Сейчас смешно вспоминать, до чего наивной она тогда была. Разумеется, за год она так и не узнала, кто именно приходил к ней домой. Ко времени Битвы за Хогвартс это стало уже почти не важно, важными были другие вещи: выжить, сохранить себя, сохранить других, никого не подставить. Сделать так, чтобы совершенно чокнутый Лонгботтом не лез на рожон лишний раз. И чтобы ни одна упиванская рожа не нашла Выручай-Комнату. И... много чего еще. Воспоминание об Энни, сидящей в Больнице имени Святого Мунго в одной из палат в отделении недугов от заклятий, не то чтобы потускнело, но отошло на второй план. Слишком много всего происходило вокруг, чтобы все время думать еще и об этом.
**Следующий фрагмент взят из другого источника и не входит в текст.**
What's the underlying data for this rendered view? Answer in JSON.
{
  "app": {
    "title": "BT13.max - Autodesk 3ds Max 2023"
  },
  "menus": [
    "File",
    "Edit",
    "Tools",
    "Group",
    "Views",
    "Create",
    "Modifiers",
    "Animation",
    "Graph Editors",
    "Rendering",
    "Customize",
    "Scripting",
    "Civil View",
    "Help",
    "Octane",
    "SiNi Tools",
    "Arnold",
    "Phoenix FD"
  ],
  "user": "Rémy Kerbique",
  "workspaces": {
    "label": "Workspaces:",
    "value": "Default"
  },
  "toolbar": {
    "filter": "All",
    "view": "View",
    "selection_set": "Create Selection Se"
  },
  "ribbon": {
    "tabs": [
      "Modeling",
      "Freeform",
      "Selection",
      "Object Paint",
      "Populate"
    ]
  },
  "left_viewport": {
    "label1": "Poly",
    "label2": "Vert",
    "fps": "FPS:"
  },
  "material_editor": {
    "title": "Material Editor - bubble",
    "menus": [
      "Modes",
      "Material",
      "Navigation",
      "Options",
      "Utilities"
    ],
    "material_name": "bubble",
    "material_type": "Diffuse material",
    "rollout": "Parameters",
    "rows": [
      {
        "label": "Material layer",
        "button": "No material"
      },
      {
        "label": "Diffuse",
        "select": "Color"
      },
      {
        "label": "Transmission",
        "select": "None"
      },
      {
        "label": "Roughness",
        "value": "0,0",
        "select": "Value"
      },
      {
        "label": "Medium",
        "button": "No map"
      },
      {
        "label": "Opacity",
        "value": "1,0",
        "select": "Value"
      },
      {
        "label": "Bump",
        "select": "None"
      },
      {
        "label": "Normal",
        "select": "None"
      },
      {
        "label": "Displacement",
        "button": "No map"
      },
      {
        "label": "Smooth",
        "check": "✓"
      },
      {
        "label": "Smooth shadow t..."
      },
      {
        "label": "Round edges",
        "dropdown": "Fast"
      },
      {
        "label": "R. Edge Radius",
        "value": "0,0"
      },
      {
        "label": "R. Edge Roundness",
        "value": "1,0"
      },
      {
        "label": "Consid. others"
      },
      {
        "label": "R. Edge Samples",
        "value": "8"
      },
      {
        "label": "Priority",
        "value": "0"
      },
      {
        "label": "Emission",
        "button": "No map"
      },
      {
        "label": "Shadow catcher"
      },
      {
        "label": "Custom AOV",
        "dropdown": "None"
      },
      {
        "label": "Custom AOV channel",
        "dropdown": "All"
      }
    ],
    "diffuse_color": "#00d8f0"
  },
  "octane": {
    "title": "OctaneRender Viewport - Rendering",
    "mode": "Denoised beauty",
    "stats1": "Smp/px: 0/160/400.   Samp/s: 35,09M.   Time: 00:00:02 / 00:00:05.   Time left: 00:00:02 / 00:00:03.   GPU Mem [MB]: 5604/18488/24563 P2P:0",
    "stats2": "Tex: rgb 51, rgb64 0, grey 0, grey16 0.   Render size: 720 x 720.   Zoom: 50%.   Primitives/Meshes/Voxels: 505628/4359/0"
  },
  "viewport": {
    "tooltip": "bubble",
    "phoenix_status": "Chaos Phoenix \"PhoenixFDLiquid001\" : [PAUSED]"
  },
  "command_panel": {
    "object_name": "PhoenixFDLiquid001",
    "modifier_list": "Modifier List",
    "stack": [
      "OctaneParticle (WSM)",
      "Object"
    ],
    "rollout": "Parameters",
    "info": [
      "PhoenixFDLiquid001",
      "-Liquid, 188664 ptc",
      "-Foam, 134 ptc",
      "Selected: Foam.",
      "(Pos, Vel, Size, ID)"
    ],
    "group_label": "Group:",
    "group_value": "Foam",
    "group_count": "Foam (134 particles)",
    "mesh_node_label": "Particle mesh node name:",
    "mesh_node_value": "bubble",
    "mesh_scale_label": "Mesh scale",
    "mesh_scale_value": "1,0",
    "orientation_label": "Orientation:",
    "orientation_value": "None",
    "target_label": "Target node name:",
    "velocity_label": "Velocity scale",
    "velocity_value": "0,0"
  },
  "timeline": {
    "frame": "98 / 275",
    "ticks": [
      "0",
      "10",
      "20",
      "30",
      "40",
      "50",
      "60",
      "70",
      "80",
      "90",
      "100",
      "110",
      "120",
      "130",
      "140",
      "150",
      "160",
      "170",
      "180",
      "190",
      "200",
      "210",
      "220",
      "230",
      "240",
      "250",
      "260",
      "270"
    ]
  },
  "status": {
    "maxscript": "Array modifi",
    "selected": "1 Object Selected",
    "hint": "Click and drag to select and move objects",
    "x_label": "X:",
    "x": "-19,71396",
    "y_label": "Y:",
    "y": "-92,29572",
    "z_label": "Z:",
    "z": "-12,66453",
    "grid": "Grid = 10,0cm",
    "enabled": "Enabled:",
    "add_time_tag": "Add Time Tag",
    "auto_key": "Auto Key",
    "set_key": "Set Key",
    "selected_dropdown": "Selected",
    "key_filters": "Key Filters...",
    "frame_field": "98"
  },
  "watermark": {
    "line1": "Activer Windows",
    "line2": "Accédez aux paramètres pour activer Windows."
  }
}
А потом, вскоре после Победы, она пришла навестить Энни. Сиделка кормила Энни кашей, а Энни строила рожи и хихикала. От каши она отмахивалась. Потом она встретилась глазами с Ханной и с интересом уставилась на нее. Вскочила с кровати, подбежала к Ханне, взяла ее за руку и повела по коридору, к лестнице.
Они прошли половину коридора, когда их догнала сиделка, успокоила заклинанием Энни и увела ее, разом обмякшую, обратно в палату. Потом она выговаривала Ханне, что нельзя нарушать режим, и надо было дождаться конца кормления, и если ей так хочется погулять с девочкой, пусть приходит и гуляет с утра, как раз меньше придется зелий на нее тратить.
— Такие повреждения действительно необратимы, — говорил ей потом лимонно-желтый целитель, чьего имени она так и не запомнила. — Однако девочка все еще растет, и мозг ее тоже растет и развивается. Она никогда не сможет догнать сверстников в развитии, более того, скажу честно, вряд ли она сможет когда-либо понимать речь, а уж на то, что она начнет говорить, и рассчитывать не стоит. Но, в отличие от взрослых больных, она прогрессирует. Да вы сами наверняка видели, у нее уже совершенно живой взгляд. Иногда в ее деятельности наблюдаются элементы ролевой игры. И временами с ней можно общаться, если использовать жесты. Она не понимает, что ей говорят, но она умная девочка, она многое достраивает по контексту.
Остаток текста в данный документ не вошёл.